Dopo gli attacchi terroristici del 2004 (Londra), del 2007 (Madrid), del 2011 in Norvegia , ci si avvia verso una tragica escalation di attentati di matrice islamica e, dal fatidico 2014 (nascita di Daesh) al 2019 si sono registrati, attacchi terroristici continui, di intensità diversa (bassa, media, alta e quelli definiti emulativi) e di natura mista (attacchi di singoli attentatori o strutturati), con il picco toccato nel 2016 (l’anno degli attentati, tra gli altri, a Bruxelles, a Nizza, a Berlino , rivendicati dall’Isis e risultati legati a quelli di Parigi del 2015) .
Secondo il Report realizzato dal “National Consortium for the Study of Terrorism and Responses to Terrorism” (START) sulla base dei dati raccolti dal “Global Terrorism Database” (messo a punto dall’Università del Maryland) , gli attentati terroristici del 2016 in tutto il mondo (l’87% ha interessato la regione del MENA, il Sud dell’Asia e l’Africa subsahariana; il 2% l’Europa occidentale) sarebbero stati 13.488 ed avrebbero causato 34.676 vittime di cui più di 11.600 sono ritenuti attentatori; nel 2016 l’Isis si conferma come l’organizzazione terroristica più pericolosa ed attiva, portando a compimento circa 1.400 attacchi che hanno prodotto oltre 11.700 vittime , delle quali circa 4.400 erano attentatori.
E nel 2017 altri attentati terroristici: Istanbul, Londra, San Pietroburgo, Stoccolma, Manchester, e ancora Parigi e ancora Bruxelles , Amburgo, Barcellona e , purtroppo, potremmo continuare perché nonostante la flessione del numero degli attacchi, la media è rimasta alta.
Nel corso di questi anni di sangue gli attacchi condotti in Occidente non sono stati tutti uguali; alcuni sono stati molto sofisticati e condotti da professionisti addestrati, altri da emulatori meno preparati o addirittura improvvisati ma questo non gli ha impedito di portare a compimento i piani terroristici, sottolineando una certa permeabilità dei sistemi di difesa e sicurezza europei. Che si trattasse di “lupi solitari” o di cellule organizzate (che hanno potuto godere del supporto di molti fondamentalisti islamici presenti in Europa) l’offensiva jihadista si è protratta, dimostrando l’inefficacia di alcune strategie ed una debolezza strutturale nelle segnalazioni e nelle misure preventive. Troppi, infatti, i casi rivelati dalla cronaca e dalle indagini successive agli attentati, di sostenitori della Jihad che hanno dissimulato con successo il loro ruolo di fiancheggiatori (o molto di più!), dietro una facciata di integrazione e “mimetizzazione” occidentale; svolgendo per anni una funzione logistica, di propaganda, di finanziamento e di reclutamento utili alla causa. La tecnica della dissimulazione (in arabo taqyyia) è sempre più utilizzata dai soggetti radicalizzati per la loro infiltrazione nel tessuto sociale occidentale.

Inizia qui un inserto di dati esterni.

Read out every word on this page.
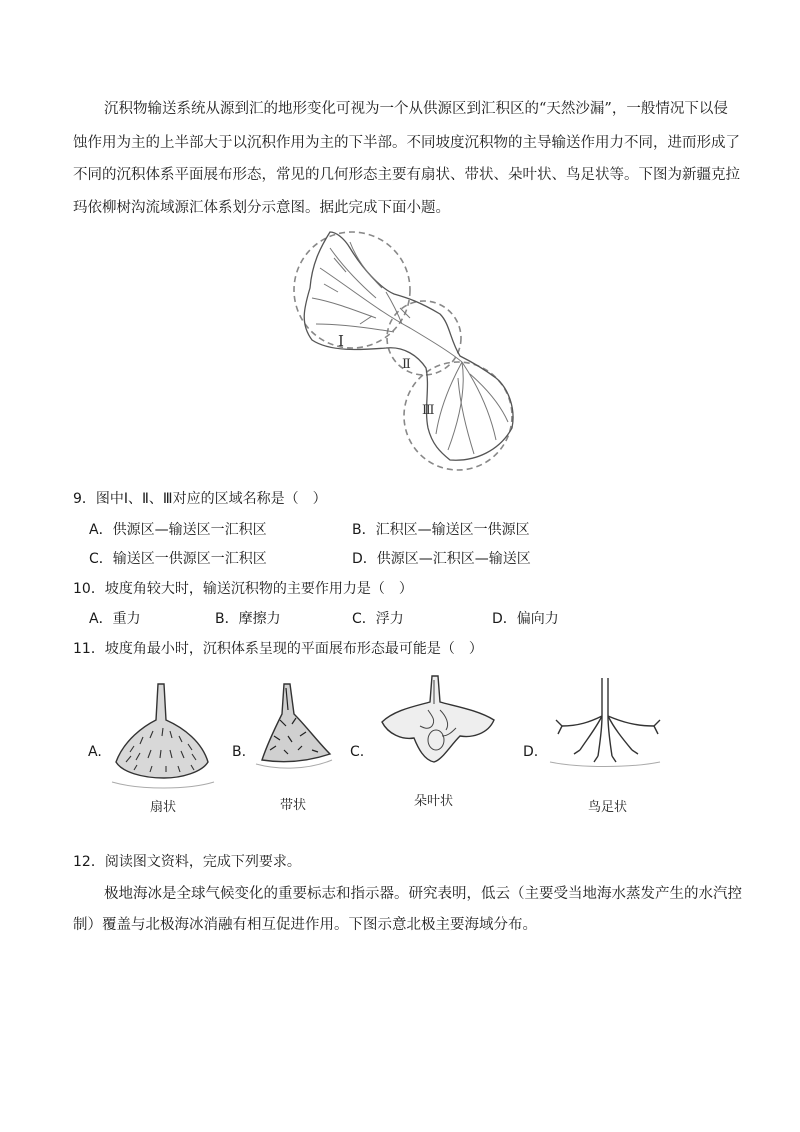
沉积物输送系统从源到汇的地形变化可视为一个从供源区到汇积区的“天然沙漏”，一般情况下以侵
蚀作用为主的上半部大于以沉积作用为主的下半部。不同坡度沉积物的主导输送作用力不同，进而形成了
不同的沉积体系平面展布形态，常见的几何形态主要有扇状、带状、朵叶状、鸟足状等。下图为新疆克拉
玛依柳树沟流域源汇体系划分示意图。据此完成下面小题。
Ⅰ
Ⅱ
Ⅲ
9．图中Ⅰ、Ⅱ、Ⅲ对应的区域名称是（　）
A．供源区—输送区一汇积区	B．汇积区—输送区一供源区
C．输送区一供源区一汇积区	D．供源区—汇积区—输送区
10．坡度角较大时，输送沉积物的主要作用力是（　）
A．重力	B．摩擦力	C．浮力	D．偏向力
11．坡度角最小时，沉积体系呈现的平面展布形态最可能是（　）
A.	B.	C.	D.
扇状	带状	朵叶状	鸟足状
12．阅读图文资料，完成下列要求。
极地海冰是全球气候变化的重要标志和指示器。研究表明，低云（主要受当地海水蒸发产生的水汽控
制）覆盖与北极海冰消融有相互促进作用。下图示意北极主要海域分布。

Tutti attacchi terroristici rivendicati, nella stragrande maggioranza dei casi, nel nome dell’Isis, con una frequenza elevata (e grande impatto mediatico, come voluto alla strategia degli stragisti) ed un evoluzione del fenomeno da cui emerge che si tratta di operazioni studiate e coordinate con “team-raid” tattici , in alcuni casi simultanee, compiute da soggetti radicalizzati e, tendenzialmente, di giovane età e con la cittadinanza europea, da commando suicidi, attentatori disposti al martirio in ossequio estremo alla loro fede islamica radicale.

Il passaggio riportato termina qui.